Inès, 8 ans, est atteinte de paralysie cérébrale et grâce à des dons elle peut se déplacer toute seule.

À Trézalé (Maine-et-Loire), Inès Rami, 8 ans, marche toute seule malgré une infirmité motrice cérébrale. Une situation impensable encore il y a quelques mois. Née prématurément, elle a suivi plusieurs traitements sans succès jusqu'à l'été 2018, où une courte intervention chirurgicale pratiquée en Espagne lui a permis de retrouver, en partie, l'usage de ses jambes. "C'est une petite fille très très épanouie. Elle est mieux dans son corps, elle est mieux dans sa tête", confie Nadia Rami, sa mère. Il y a un an encore, Inès marchait avec un déambulateur en classe ou chez elle. Elle a fait des progrès et s'astreint régulièrement à stimuler ses muscles, avec de la rééducation.
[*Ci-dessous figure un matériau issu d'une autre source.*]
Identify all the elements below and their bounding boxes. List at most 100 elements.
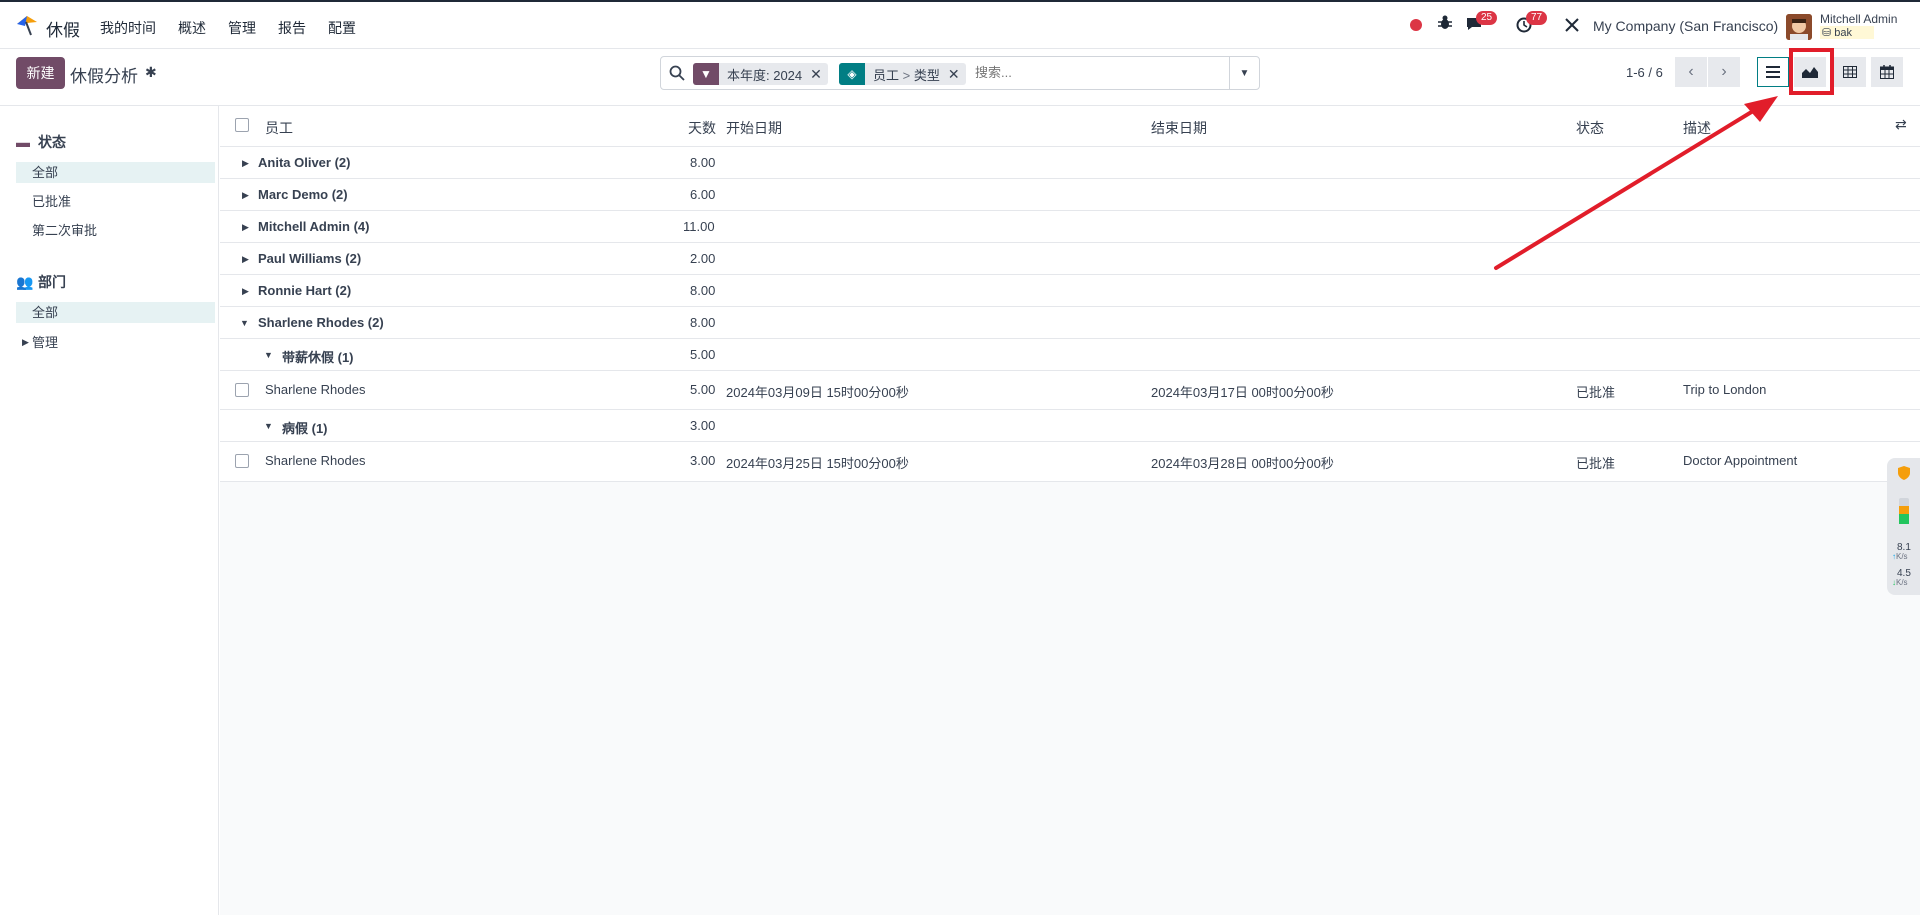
remove-filter-facet-icon[interactable]: ✕ xyxy=(810,66,828,83)
table-row[interactable]: Sharlene Rhodes 5.00 2024年03月09日 15时00分0… xyxy=(220,371,1920,410)
group-label: Ronnie Hart (2) xyxy=(258,283,352,298)
menu-my-time[interactable]: 我的时间 xyxy=(100,18,156,38)
database-name: ⛁ bak xyxy=(1820,26,1875,39)
subgroup-days: 3.00 xyxy=(690,418,716,433)
department-section-label: 部门 xyxy=(38,274,66,290)
caret-down-icon: ▼ xyxy=(240,318,249,328)
cell-end-date: 2024年03月28日 00时00分00秒 xyxy=(1151,456,1334,471)
group-row[interactable]: ▶ Mitchell Admin (4) 11.00 xyxy=(220,211,1920,243)
pager-value[interactable]: 1-6 / 6 xyxy=(1626,65,1663,80)
caret-right-icon: ▶ xyxy=(242,254,249,264)
column-header-status[interactable]: 状态 xyxy=(1576,118,1604,138)
download-unit-label: K/s xyxy=(1896,578,1908,587)
department-item-management[interactable]: ▶ 管理 xyxy=(16,332,215,353)
column-header-end-date[interactable]: 结束日期 xyxy=(1151,118,1207,138)
group-days: 11.00 xyxy=(683,219,715,234)
menu-overview[interactable]: 概述 xyxy=(178,18,206,38)
search-icon[interactable] xyxy=(669,65,685,81)
group-row[interactable]: ▶ Anita Oliver (2) 8.00 xyxy=(220,147,1920,179)
network-speed-widget[interactable]: 8.1 ↑K/s 4.5 ↓K/s xyxy=(1887,458,1920,595)
row-checkbox[interactable] xyxy=(235,454,249,468)
column-header-days[interactable]: 天数 xyxy=(688,118,716,138)
column-header-start-date[interactable]: 开始日期 xyxy=(726,118,782,138)
menu-management[interactable]: 管理 xyxy=(228,18,256,38)
status-item-all[interactable]: 全部 xyxy=(16,162,215,183)
search-bar[interactable]: ▼ 本年度: 2024 ✕ ◈ 员工 > 类型 ✕ ▼ xyxy=(660,56,1260,90)
groupby-facet-label-employee: 员工 xyxy=(873,67,900,83)
activities-clock-icon[interactable]: 77 xyxy=(1516,11,1548,36)
search-options-toggle[interactable]: ▼ xyxy=(1229,57,1259,89)
layers-icon: ◈ xyxy=(839,63,865,85)
top-navbar: 休假 我的时间 概述 管理 报告 配置 25 77 My Company (Sa… xyxy=(0,0,1920,49)
cell-days: 3.00 xyxy=(690,453,716,468)
cell-employee: Sharlene Rhodes xyxy=(265,382,366,397)
group-row[interactable]: ▶ Paul Williams (2) 2.00 xyxy=(220,243,1920,275)
subgroup-row[interactable]: ▼ 病假 (1) 3.00 xyxy=(220,410,1920,442)
app-name[interactable]: 休假 xyxy=(46,16,80,41)
recording-dot-icon[interactable] xyxy=(1410,19,1422,31)
usage-bar-icon xyxy=(1899,498,1909,524)
user-avatar[interactable] xyxy=(1786,14,1812,40)
status-section-title: ▬ 状态 xyxy=(16,132,66,152)
list-view-icon[interactable] xyxy=(1757,57,1789,87)
debug-bug-icon[interactable] xyxy=(1438,15,1452,34)
user-name[interactable]: Mitchell Admin xyxy=(1820,12,1897,26)
menu-reporting[interactable]: 报告 xyxy=(278,18,306,38)
cell-days: 5.00 xyxy=(690,382,716,397)
pager-previous-icon[interactable]: ‹ xyxy=(1675,57,1707,87)
subgroup-label: 带薪休假 (1) xyxy=(282,350,354,365)
group-days: 2.00 xyxy=(690,251,716,266)
groupby-facet-separator: > xyxy=(902,67,911,83)
department-item-management-label: 管理 xyxy=(32,335,59,350)
table-row[interactable]: Sharlene Rhodes 3.00 2024年03月25日 15时00分0… xyxy=(220,442,1920,482)
caret-right-icon[interactable]: ▶ xyxy=(22,332,29,353)
search-panel: ▬ 状态 全部 已批准 第二次审批 👥 部门 全部 ▶ 管理 xyxy=(0,106,219,915)
cell-description: Doctor Appointment xyxy=(1683,453,1798,468)
group-row[interactable]: ▶ Marc Demo (2) 6.00 xyxy=(220,179,1920,211)
column-header-description[interactable]: 描述 xyxy=(1683,118,1711,138)
group-label: Anita Oliver (2) xyxy=(258,155,351,170)
status-section-label: 状态 xyxy=(38,134,66,150)
list-view: 员工 天数 开始日期 结束日期 状态 描述 ⇄ ▶ Anita Oliver (… xyxy=(220,106,1920,915)
cell-description: Trip to London xyxy=(1683,382,1767,397)
company-switcher[interactable]: My Company (San Francisco) xyxy=(1593,18,1778,34)
cell-start-date: 2024年03月09日 15时00分00秒 xyxy=(726,385,909,400)
status-item-second-approval[interactable]: 第二次审批 xyxy=(16,220,215,241)
download-speed-unit: ↓K/s xyxy=(1892,578,1908,587)
new-button[interactable]: 新建 xyxy=(16,57,65,89)
upload-unit-label: K/s xyxy=(1896,552,1908,561)
caret-right-icon: ▶ xyxy=(242,222,249,232)
group-label: Marc Demo (2) xyxy=(258,187,348,202)
row-checkbox[interactable] xyxy=(235,383,249,397)
activities-badge: 77 xyxy=(1526,11,1548,25)
department-item-all[interactable]: 全部 xyxy=(16,302,215,323)
calendar-view-icon[interactable] xyxy=(1871,57,1903,87)
tools-icon[interactable] xyxy=(1564,17,1580,36)
group-label: Mitchell Admin (4) xyxy=(258,219,370,234)
subgroup-row[interactable]: ▼ 带薪休假 (1) 5.00 xyxy=(220,339,1920,371)
caret-right-icon: ▶ xyxy=(242,286,249,296)
group-row-expanded[interactable]: ▼ Sharlene Rhodes (2) 8.00 xyxy=(220,307,1920,339)
cell-start-date: 2024年03月25日 15时00分00秒 xyxy=(726,456,909,471)
groupby-facet[interactable]: ◈ 员工 > 类型 ✕ xyxy=(839,63,966,85)
select-all-checkbox[interactable] xyxy=(235,118,249,132)
group-days: 8.00 xyxy=(690,155,716,170)
groupby-facet-label-type: 类型 xyxy=(913,67,940,83)
subgroup-days: 5.00 xyxy=(690,347,716,362)
pager-next-icon[interactable]: › xyxy=(1708,57,1740,87)
group-row[interactable]: ▶ Ronnie Hart (2) 8.00 xyxy=(220,275,1920,307)
messages-badge: 25 xyxy=(1476,11,1498,25)
pivot-view-icon[interactable] xyxy=(1834,57,1866,87)
cell-employee: Sharlene Rhodes xyxy=(265,453,366,468)
app-logo-icon[interactable] xyxy=(15,14,39,36)
menu-configuration[interactable]: 配置 xyxy=(328,18,356,38)
column-header-employee[interactable]: 员工 xyxy=(265,118,293,138)
remove-groupby-facet-icon[interactable]: ✕ xyxy=(948,66,966,83)
optional-columns-icon[interactable]: ⇄ xyxy=(1895,116,1907,133)
status-item-approved[interactable]: 已批准 xyxy=(16,191,215,212)
messages-icon[interactable]: 25 xyxy=(1466,11,1498,34)
search-input[interactable] xyxy=(975,65,1175,80)
filter-facet[interactable]: ▼ 本年度: 2024 ✕ xyxy=(693,63,828,85)
main-menu: 我的时间 概述 管理 报告 配置 xyxy=(100,18,356,38)
gear-icon[interactable]: ✱ xyxy=(145,64,157,81)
10 000 euros pour la rééducation 

La famille d'Inès doit assumer seule financièrement ces séances de rééducation, car ce protocole n'est pas reconnu par le corps médical français. Pour l'aider, l'association Tous debout avec Inès, constituée dans son entourage, s'efforce d'organiser des actions ponctuelles. En 2019, 10 000 euros seraient nécessaires pour supporter le coût de la rééducation de la petite fille. La famille a également déposé un recours devant le tribunal des affaires de sécurité sociale, pour contester le refus de la prise en charge.